The battle at Les Eparges was my first. It was quite unlike what I had expected. I had taken part in a major engagement, without having clapped eyes on a single live opponent. It wasn’t until much later that I experienced the direct coming together, the climax of battle in the form of waves of attackers on an open field, which, for decisive, murderous moments, would break into the chaos and vacuity of the battlefield.
Douchy and Monchy
Two weeks later, my wound was healed. I was released to the reserve battalion in Hanover, and was given a short home leave there to get used to walking again.
‘Why not report as a gentleman-cadet?’ my father suggested to me on one of my first mornings at home, as we were walking round the orchard to see how the trees would bear; and I did as he suggested, even though it had seemed much more attractive to me at the beginning of the war to be a simple rifleman, responsible only for myself.
So the regiment sent me off to Doberitz, on another course, which I left six weeks later with the rank of ensign. From the hundreds of young men who had come from all over Germany, I could tell that the country was not short of good fighting stock. While the training I had received in Recouvrence had been directed at the individual, here we were instructed in various ways of moving across terrain in small groups.
In September 1915, I travelled back to my regiment. I left the train in the village of St Leger, the divisional headquarters, and marched at the head of a small detachment of reservists to Douchy, where the regiment was based. Ahead of us, the French autumn offensive was in full swing. The front manifested itself as a long, billowing cloud over open country. Overhead the machine-guns of the air squadrons pattered away. Sometimes, when one of the French planes came down very low – their colourful rosettes seeming to scan the ground like big butterflies’ eyes – my little troop and I took cover under the poplars that lined the road. The anti-aircraft guns threaded long fleecy lines through the air, and whistling splinters pinged into the tilth.
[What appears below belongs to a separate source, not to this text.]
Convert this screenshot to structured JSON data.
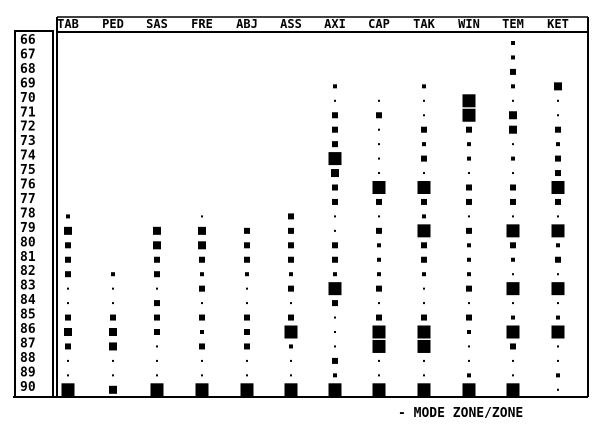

This little march was to give me an opportunity of putting my newly acquired skills into practice right away. We knew we had been spotted, probably by one of the many captive balloons whose yellow forms glimmered in the Western sky, because, just as we were turning into the village of Douchy, the black cone of a shell exploded in our faces. It struck the entrance to the little village cemetery, just beside the road. For the first time, I found myself in the position of having to react to an unexpected development with an immediate decision.